Wednesday, February 9, 2011

The Bigger Picture

It's not the whole image. I can see the dog balancing the ball on his nose and the teenagers fighting over the magazine in the background, and the car running the stop sign. In high color I observe the flower vendor on the corner and the crab apples that have spilled from his basket and the toddler scurrying after one into the cobbled street.

I can savor each intricate detail. The broken thread in the pin-stripe on the elderly gentleman's lapel. He appears forlorn; I can see the tear collecting at the corner of his eye. I can even see the torn binding of the book he is reading, which obscures its title. As I get closer, I can make out the name on the cat's collar - "Hermione." I can almost pick out the texture of her tongue as she grooms her downy breast. I notice the broken spoke in the adult-sized tricycle as it narrowly misses the toddler in the street. I can practically smell the popcorn popping in the wagon on the paved path along the top of the bridge.

Every detail, every brush stroke.

And yet, in the back of it all lurks a menacing alleyway, incongruous to my impression of the scene. It's purple-green walls surely conceal evils secreted from this innocent urban event. Despite all the gaiety of the day lit square, my eyes are repeatedly drawn to its depths.

Upon closer inspection, I notice this grotesque emptiness blots out a great deal of the canvas, a netherworld where unimagined and unsavory elements pace, menacing and patient.

With respect to the antics of the sunlit crowd, I conjure that what is ominous in the darkness is treacherous, to be avoided at all costs, the brightly-lit scenario a safe haven from its questioning shadow.

What's down the dark alley?

As I now juxtapose the two visual impressions, the known chaos against the unformed, darkling way, I notice just how bright and lively are the images of light. As I penetrate even more closely the images become almost garish in their literality - their precision. A crumb stuck to a cheek. A skinned knee. A drop of saliva hanging from the lip of the expectant and obese hound. It all becomes a little too much. The unknown becomes almost a welcome flavor, bland, subtle, the delicacy of a lavendered salt, more scent than taste.

As I teeter on this precipice of known vs unknown I feel a battle for an unclaimed part of myself. At the pivot is the assumption of contrast, dissonance, and all moments have coalesced into this one. The conflux of utterly known, utterly described and experienced, and the pregnancy of what will be, what may be, what is not yet. The realized vs the potent.

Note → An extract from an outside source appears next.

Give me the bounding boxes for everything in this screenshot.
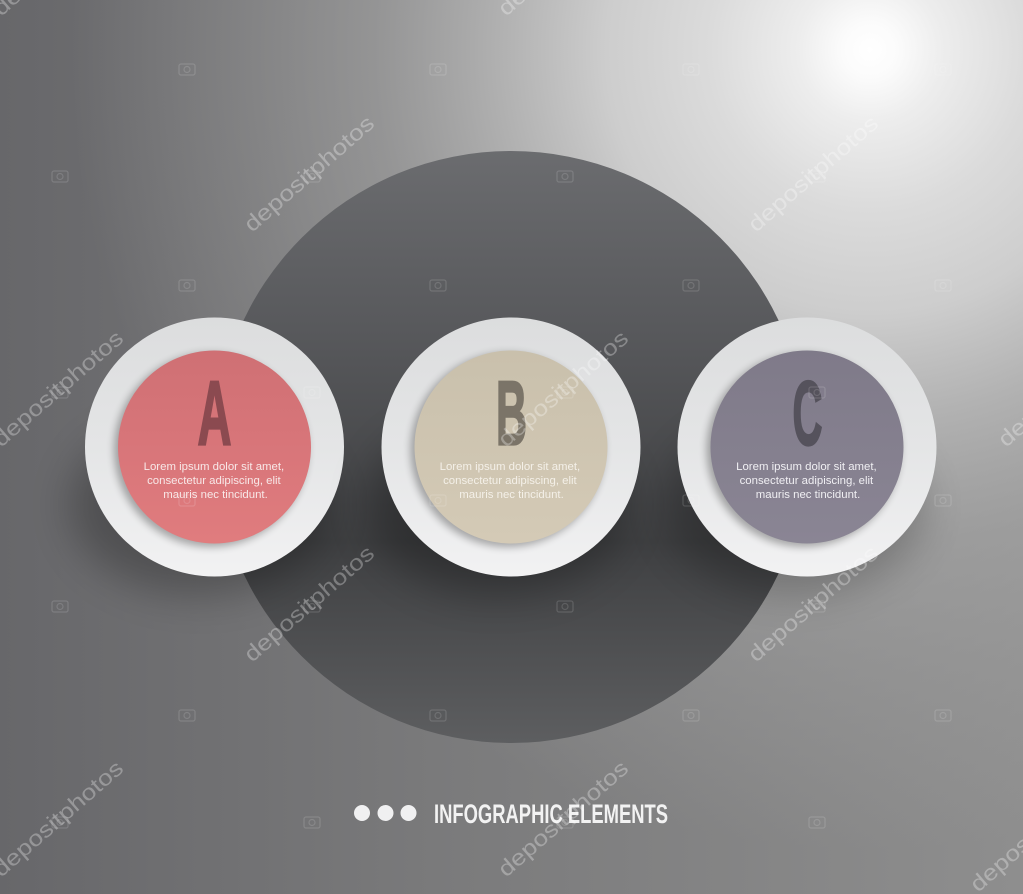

To then unfocus my eyes, and gasping, take a further step backward, prepared to drink all in as one whole, and then, having breathed deeply, with purpose, to notice...

...My God! Not one image but a vast argument in triptych ever expanding, ever describing and ever questioning. The darkness and detail now but texture on a far greater landscape, stretching into infinity, or so I must conceive from the point in space and time where I reside.

And so how may I presume to guess what lurks in shadows, or the meanings of crumbs and crab apples? I reel and teeter and brace to topple. I remain barely balanced, then am poised, with nothing available to me but surrender to the Mystery. And I do not fall.

But I see, I breathe, and I wonder.

And finally I am borne up, soaring, to a position unprecarious, cradled.